29.07.11 L'Observateur – L'ambassadeur Mohamed Ben Kaddour : " Le Maroc offre annuellement un quota de bourses aux étudiants congolais "

Ce crash a causé la mort d'environ 80 personnes. Parlant des relations bilatérales avec la RDC, l'ambassadeur a émis le vœu de voir les relations économiques et commerciales se hisser au même niveau que les relations politiques. Dans le domaine de la formation, il a mis en exergue le fait que le Maroc offre annuellement un quota de bourses aux étudiants congolais pour poursuivre des études supérieures dans des établissements marocains.
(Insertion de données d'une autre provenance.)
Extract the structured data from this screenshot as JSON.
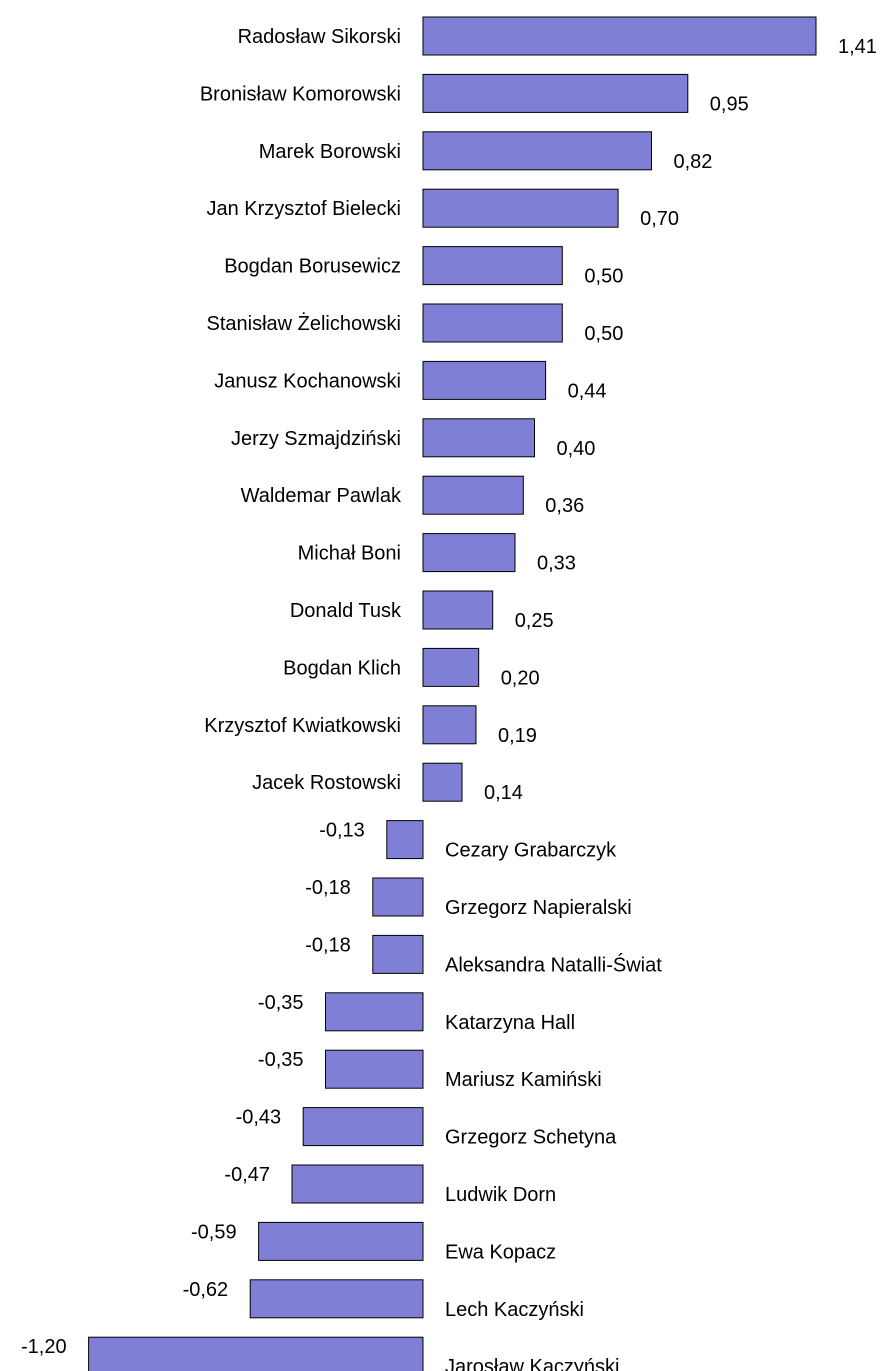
{
  "chart_data": {
    "type": "bar",
    "orientation": "horizontal",
    "title": "",
    "xlabel": "",
    "ylabel": "",
    "xlim": [
      -1.2,
      1.41
    ],
    "grid": false,
    "legend": "none",
    "bar_color": "#7f7fd5",
    "bar_edge_color": "#000000",
    "value_format": "comma-decimal",
    "categories": [
      "Radosław Sikorski",
      "Bronisław Komorowski",
      "Marek Borowski",
      "Jan Krzysztof Bielecki",
      "Bogdan Borusewicz",
      "Stanisław Żelichowski",
      "Janusz Kochanowski",
      "Jerzy Szmajdziński",
      "Waldemar Pawlak",
      "Michał Boni",
      "Donald Tusk",
      "Bogdan Klich",
      "Krzysztof Kwiatkowski",
      "Jacek Rostowski",
      "Cezary Grabarczyk",
      "Grzegorz Napieralski",
      "Aleksandra Natalli-Świat",
      "Katarzyna Hall",
      "Mariusz Kamiński",
      "Grzegorz Schetyna",
      "Ludwik Dorn",
      "Ewa Kopacz",
      "Lech Kaczyński",
      "Jarosław Kaczyński"
    ],
    "values": [
      1.41,
      0.95,
      0.82,
      0.7,
      0.5,
      0.5,
      0.44,
      0.4,
      0.36,
      0.33,
      0.25,
      0.2,
      0.19,
      0.14,
      -0.13,
      -0.18,
      -0.18,
      -0.35,
      -0.35,
      -0.43,
      -0.47,
      -0.59,
      -0.62,
      -1.2
    ],
    "value_labels": [
      "1,41",
      "0,95",
      "0,82",
      "0,70",
      "0,50",
      "0,50",
      "0,44",
      "0,40",
      "0,36",
      "0,33",
      "0,25",
      "0,20",
      "0,19",
      "0,14",
      "-0,13",
      "-0,18",
      "-0,18",
      "-0,35",
      "-0,35",
      "-0,43",
      "-0,47",
      "-0,59",
      "-0,62",
      "-1,20"
    ]
  }
}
Par ailleurs, il s'est étendu sur plusieurs thèmes, notamment : la signification que revêt la fête nationale de cette année, les conclusions du référendum constitutionnel, le contexte régional dans lequel le Maroc a adopté cette constitution,…Ci-après l'intégralité de cette interview. Lisez.

L'Observateur : Monsieur l'ambassadeur au moment où le peuple marocain célèbre sa fête nationale, quelle signification le peuple marocain entend donner cette année à cette fête.

M.B.K : l'instar des années précédentes, le peuple marocain célèbre le 30 juillet 2011la Fête du Trône marquant le XIIème Anniversaire de l'intronisation de Sa Majesté le Roi Mohammed VI sur le Trône de ses glorieux ancêtres. Dans de pareilles circonstances, le Souverain adresse un discours à la Nation qui dresse le bilan et les perspectives des réalisations accomplies par le Maroc. La célébration de cet Anniversaire revêt cette année une signification particulière du fait qu'elle intervient quelques semaines après l'adoption d'une nouvelle Constitution par le peuple marocain lors du référendum du 1er juillet 2011.

Cette réforme constitutionnelle fondamentale s'inscrit en droite ligne du discours fondateur du Trône prononcé le 30 juillet 1999 dans lequel le Souverain avait affirmé devant la Nation: " Nous sommes extrêmement attaché à la monarchie constitutionnelle, au multipartisme, au libéralisme économique, à la politique de régionalisation et de décentralisation, à l'édification de l'Etat de droit, à la sauvegarde des droits de l'Homme et des libertés individuelles et collectives, et au maintien de la sécurité et de la stabilité pour tous".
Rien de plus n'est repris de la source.